1. Two separate systems were created - similar to @tony s 's reference about the Service Pledge and the Quality Pledge; one pledge would likely have sufficed. This creates a split culture where people do things because "it's what we believe" or "because of ISO 9001." This leads to a sense that ISO 9001 creates work, generates red tape, and adds little to no value to the organization.

- OR -

2. The company goes "Hey, we do this stuff already. We call it different things, but darned if we're going to change our culture because of this. We will be like the Borg (from Star Trek if any of you are not geeks), assimilate it into our collective, and make it a part of us instead of changing who we are to accommodate it." That's when a savvy auditor realizes that ISO 9001 jargon will likely not be found - similar to the example from @tony s about "success indicators and targets" instead of "quality objectives." The requirements are all there, just not necessarily in a way that is immediately recognized by someone outside of the organization.

I think many of us who have been playing in the ISO 9001 sandbox for quite for some see Outcome #1 more than the second one, unfortunately. This has led to frustration and even a dismissal of the potential value that the standard can offer an organization. Plainly put, more than a few of us are bitter towards ISO 9001.

That said, the standard can be a starting point for organizations who haven't really formalized their business management processes. They could look around and benchmark multiple organizations or they could just start with ISO 9001 and go from there. ISO 9001 has the ability to offer a good set of criteria to help an organization identify the basic components to a a quality or business management system. They might have certain things already nailed down like their production processes and accounting processes, but handing bad product or training people or even understanding how to assess the health of their organization are not aspects that every company has figured out. Should they have? Undoubtedly, yes. But have they? No.

There's a phrase I love to use - "Common sense ain't." Activities that should be second nature and foundational to an organization, just don't always happen. It's like this - common sense is to look both ways before crossing the street, but too often people don't and they're (nearly) hit by a vehicle when they step away from the curb. As for me, I look both ways even on a one-way street...because common sense tells me that there may be an idiot driver going the wrong way! In other words, common sense tells me that not everything will go the way I expect it to.

The downside to these organizations who decide to go the route of starting with ISO 9001 is that too many of them read the black-and-white (or are trained only on the black-and-white), and then we get into the mess of having a quality department instead of a quality culture, loose-goosey objectives not backed by data, massive piles of documentation, and so on.

Unfortunately, a mess evolved out of ISO 9001 - the $$$ associated with it.

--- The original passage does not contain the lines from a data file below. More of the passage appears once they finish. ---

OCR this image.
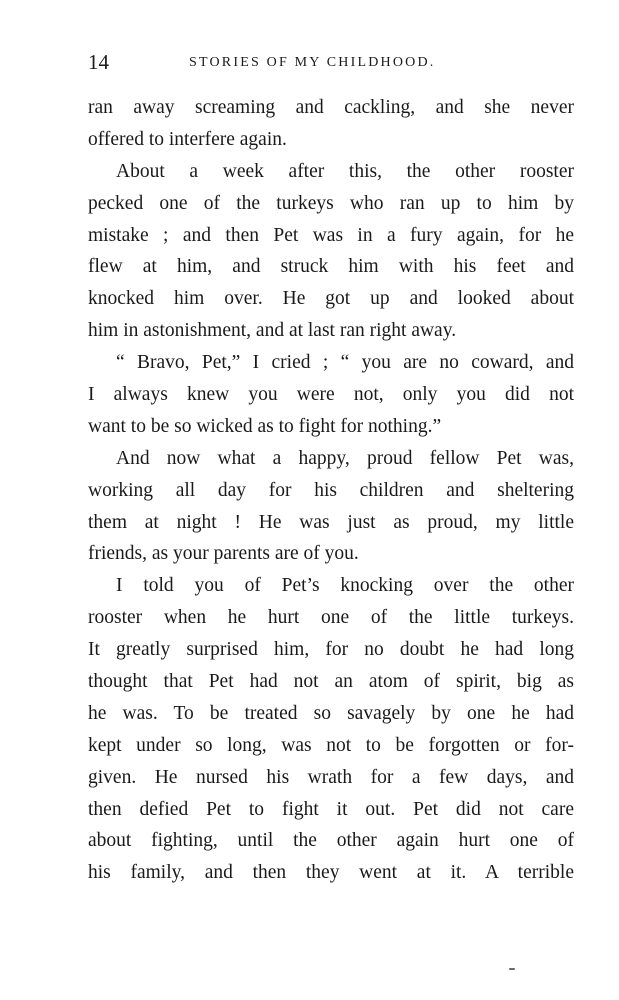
14	STORIES OF MY CHILDHOOD.
ran away screaming and cackling, and she never
offered to interfere again.
About a week after this, the other rooster
pecked one of the turkeys who ran up to him by
mistake ; and then Pet was in a fury again, for he
flew at him, and struck him with his feet and
knocked him over. He got up and looked about
him in astonishment, and at last ran right away.
“ Bravo, Pet,” I cried ; “ you are no coward, and
I always knew you were not, only you did not
want to be so wicked as to fight for nothing.”
And now what a happy, proud fellow Pet was,
working all day for his children and sheltering
them at night ! He was just as proud, my little
friends, as your parents are of you.
I told you of Pet’s knocking over the other
rooster when he hurt one of the little turkeys.
It greatly surprised him, for no doubt he had long
thought that Pet had not an atom of spirit, big as
he was. To be treated so savagely by one he had
kept under so long, was not to be forgotten or for-
given. He nursed his wrath for a few days, and
then defied Pet to fight it out. Pet did not care
about fighting, until the other again hurt one of
his family, and then they went at it. A terrible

Customers realized that perhaps not all of their suppliers had a robust business management system, so they started demanding that suppliers be registered or certified to to this standard. This resulted in organizations creating systems for the sake of immediate profit and lead to development of meaningless, non-value-adding processes. And for those companies that already had a solid system prior to (or concurrently to) ISO 9001, well, unfortunately, they were lumped into this whole money-spending venture and that would take us back up to the start of my response.

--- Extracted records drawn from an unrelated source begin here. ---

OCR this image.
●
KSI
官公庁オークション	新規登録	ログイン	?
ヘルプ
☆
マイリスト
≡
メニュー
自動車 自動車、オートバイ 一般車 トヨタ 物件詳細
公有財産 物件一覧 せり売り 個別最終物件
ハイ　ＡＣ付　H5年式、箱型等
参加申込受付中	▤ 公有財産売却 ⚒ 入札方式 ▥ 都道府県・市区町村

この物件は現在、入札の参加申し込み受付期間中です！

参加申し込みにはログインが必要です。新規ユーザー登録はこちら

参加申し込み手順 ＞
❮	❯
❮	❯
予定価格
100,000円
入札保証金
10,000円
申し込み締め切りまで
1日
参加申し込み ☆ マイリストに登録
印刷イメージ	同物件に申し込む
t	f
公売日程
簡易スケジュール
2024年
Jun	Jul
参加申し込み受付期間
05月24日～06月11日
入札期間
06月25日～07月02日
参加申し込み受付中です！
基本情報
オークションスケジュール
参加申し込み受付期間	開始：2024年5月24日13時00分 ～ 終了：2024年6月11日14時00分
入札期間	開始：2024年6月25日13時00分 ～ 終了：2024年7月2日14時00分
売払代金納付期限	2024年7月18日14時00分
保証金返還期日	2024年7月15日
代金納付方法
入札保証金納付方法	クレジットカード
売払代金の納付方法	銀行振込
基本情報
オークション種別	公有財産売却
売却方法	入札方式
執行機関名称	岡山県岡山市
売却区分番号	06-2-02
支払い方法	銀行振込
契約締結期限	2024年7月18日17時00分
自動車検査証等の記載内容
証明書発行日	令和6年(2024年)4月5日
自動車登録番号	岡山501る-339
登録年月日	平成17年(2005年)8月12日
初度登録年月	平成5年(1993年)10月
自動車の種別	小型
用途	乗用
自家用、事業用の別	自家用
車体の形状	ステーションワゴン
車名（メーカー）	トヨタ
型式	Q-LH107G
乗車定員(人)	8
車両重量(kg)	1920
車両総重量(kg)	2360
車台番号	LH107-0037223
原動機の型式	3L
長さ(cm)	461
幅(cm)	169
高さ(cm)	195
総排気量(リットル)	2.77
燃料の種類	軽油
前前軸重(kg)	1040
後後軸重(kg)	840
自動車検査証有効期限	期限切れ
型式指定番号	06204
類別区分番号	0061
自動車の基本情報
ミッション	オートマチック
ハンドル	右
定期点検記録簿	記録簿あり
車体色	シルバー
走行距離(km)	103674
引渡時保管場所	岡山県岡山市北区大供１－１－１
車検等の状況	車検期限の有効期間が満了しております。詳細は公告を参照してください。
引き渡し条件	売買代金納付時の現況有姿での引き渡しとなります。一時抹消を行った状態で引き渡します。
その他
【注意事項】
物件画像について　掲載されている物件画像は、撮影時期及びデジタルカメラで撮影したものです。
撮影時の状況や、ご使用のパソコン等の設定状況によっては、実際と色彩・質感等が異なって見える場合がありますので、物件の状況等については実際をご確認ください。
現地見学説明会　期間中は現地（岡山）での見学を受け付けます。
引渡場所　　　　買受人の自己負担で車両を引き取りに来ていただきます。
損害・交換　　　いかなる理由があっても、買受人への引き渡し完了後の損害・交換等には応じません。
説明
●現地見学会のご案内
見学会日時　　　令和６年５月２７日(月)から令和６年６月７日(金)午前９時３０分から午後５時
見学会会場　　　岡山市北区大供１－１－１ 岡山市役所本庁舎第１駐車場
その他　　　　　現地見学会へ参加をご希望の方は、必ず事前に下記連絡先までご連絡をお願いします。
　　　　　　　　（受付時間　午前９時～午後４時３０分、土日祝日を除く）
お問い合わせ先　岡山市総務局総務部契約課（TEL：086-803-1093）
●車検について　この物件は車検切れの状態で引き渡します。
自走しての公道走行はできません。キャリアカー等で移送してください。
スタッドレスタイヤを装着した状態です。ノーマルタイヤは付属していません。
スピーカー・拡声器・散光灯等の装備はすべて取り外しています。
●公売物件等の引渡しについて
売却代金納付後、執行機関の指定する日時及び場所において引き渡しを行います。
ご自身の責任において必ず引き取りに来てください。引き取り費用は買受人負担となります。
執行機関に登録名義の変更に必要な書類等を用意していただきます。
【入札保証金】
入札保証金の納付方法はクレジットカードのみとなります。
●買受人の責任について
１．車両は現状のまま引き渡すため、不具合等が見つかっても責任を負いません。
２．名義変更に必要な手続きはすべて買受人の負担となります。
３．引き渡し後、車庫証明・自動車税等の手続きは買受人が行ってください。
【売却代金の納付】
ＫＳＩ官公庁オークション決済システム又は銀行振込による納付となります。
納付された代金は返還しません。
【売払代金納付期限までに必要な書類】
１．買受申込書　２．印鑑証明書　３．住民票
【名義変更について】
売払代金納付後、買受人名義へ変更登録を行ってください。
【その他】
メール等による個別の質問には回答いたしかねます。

At the end of it all, whether you have your own QMS and/or subscribe to ISO 9001, an organization gets out of it what it puts into it. If the organization does not go beyond the words - i.e., doesn't look at the connections, contemplate what the value of the requirement can be, etc. - it's a system that will result in a lovely piece of paper in the lobby, a celebratory pizza party, and people who "follow the rules" only when the auditors are out and about. If, however, an organization takes the time to thoughtfully and meaningfully connect the pieces - because ISO 9001 does rather let us down here - it has the potential to create or absorb a system that supports their culture and long-term bottom line.